Fix: always test prompting + few-shot before fine-tuning; fine-tune only when format compliance with prompting falls below 85% on a representative test set.

SFT fine-tuning improves target task metrics but degrades general instruction-following capability
Why: catastrophic forgetting — training only on narrow domain examples reduces the model's performance on tasks not represented in the training set; the gradient updates overwrite general capabilities.
Detect: target task accuracy improves by 10-15% but MMLU or instruction-following benchmarks degrade 5-10% post-fine-tuning.
Fix: include 5-10% general instruction-following examples in the SFT dataset to preserve broad capability; use a lower learning rate and fewer epochs; evaluate on a general benchmark before and after.

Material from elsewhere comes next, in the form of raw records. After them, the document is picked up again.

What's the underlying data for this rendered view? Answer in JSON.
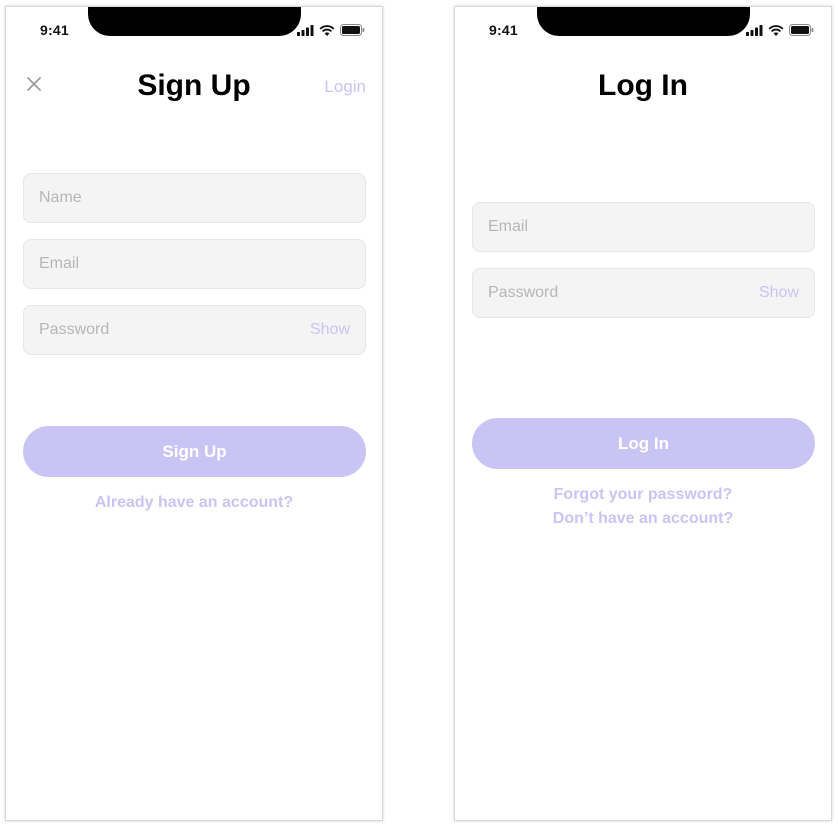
{
  "colors": {
    "accent": "#c9c4f3",
    "field_background": "#f4f4f4",
    "placeholder": "#b6b6b6",
    "title": "#000000"
  },
  "status_bar": {
    "time": "9:41",
    "icons": [
      "signal-icon",
      "wifi-icon",
      "battery-icon"
    ]
  },
  "signup_screen": {
    "title": "Sign Up",
    "close_icon": "close-icon",
    "login_link": "Login",
    "name_placeholder": "Name",
    "email_placeholder": "Email",
    "password_placeholder": "Password",
    "show_label": "Show",
    "submit_label": "Sign Up",
    "account_link": "Already have an account?"
  },
  "login_screen": {
    "title": "Log In",
    "email_placeholder": "Email",
    "password_placeholder": "Password",
    "show_label": "Show",
    "submit_label": "Log In",
    "forgot_link": "Forgot your password?",
    "signup_link": "Don’t have an account?"
  }
}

Fine-tuning to inject proprietary knowledge into model weights when RAG would have been correct
Why: fine-tuning bakes a snapshot of knowledge into weights; when the underlying knowledge changes (prices, policies, product specs), the fine-tuned model is immediately stale and requires retraining.
Detect: fine-tuned model answers based on training-time information when users ask about recently updated facts; RAG with the same knowledge base answers correctly.
Fix: use RAG for knowledge that changes more frequently than your retraining cycle; reserve fine-tuning for stable stylistic or structural patterns.

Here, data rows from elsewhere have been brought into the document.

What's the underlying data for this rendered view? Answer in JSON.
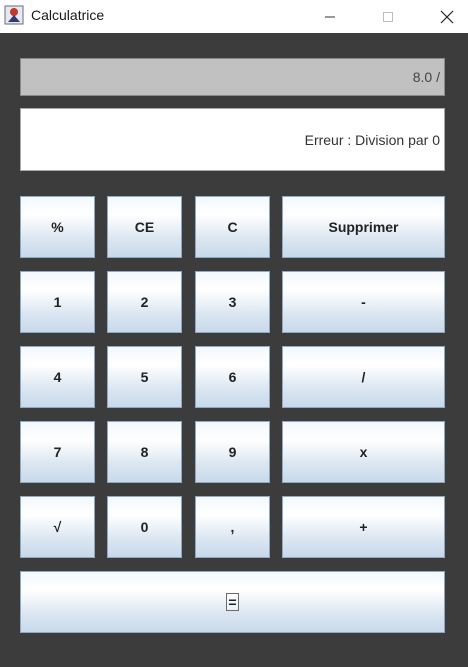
{
  "window": {
    "title": "Calculatrice"
  },
  "display": {
    "expression": "8.0 /",
    "result": "Erreur : Division par 0"
  },
  "keys": {
    "percent": "%",
    "ce": "CE",
    "c": "C",
    "delete": "Supprimer",
    "one": "1",
    "two": "2",
    "three": "3",
    "minus": "-",
    "four": "4",
    "five": "5",
    "six": "6",
    "divide": "/",
    "seven": "7",
    "eight": "8",
    "nine": "9",
    "multiply": "x",
    "sqrt": "√",
    "zero": "0",
    "comma": ",",
    "plus": "+",
    "equals": "="
  }
}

QLoRA training chosen because of hardware constraints, but quality gap is unacceptable for production
Why: QLoRA's 1-3% quality penalty on most benchmarks is acceptable for general tasks but can be significant for narrow precision-critical tasks (legal, medical, code generation with correctness checks).
Detect: QLoRA-tuned model achieves 82% pass@1 on your code eval; full LoRA on the same adapter achieves 89%; the gap matters for your use case.
Fix: evaluate QLoRA vs full LoRA on your specific eval suite before committing to hardware; rent an A100 80GB for full LoRA if the quality gap is critical and the model is 7-13B.

Connections

fine-tuning/lora-qlora — LoRA and QLoRA parameter mechanics in depth
fine-tuning/dpo-grpo — preference optimisation algorithms (DPO, GRPO, ORPO, KTO)
fine-tuning/frameworks — Axolotl, TRL, Unsloth setup and config
rag/pipeline — the alternative to fine-tuning for knowledge tasks
data/synthetic-data — generating fine-tuning datasets with LLMs
evals/methodology — evaluating before and after to catch catastrophic forgetting

Open Questions

At what point does prompting + RAG genuinely fail to match a fine-tuned model for format compliance?
Is ORPO now the default over DPO for combined SFT+preference pipelines, or are results inconsistent?
What is the minimum dataset size for QLoRA to measurably shift a 7B model's style without overfitting?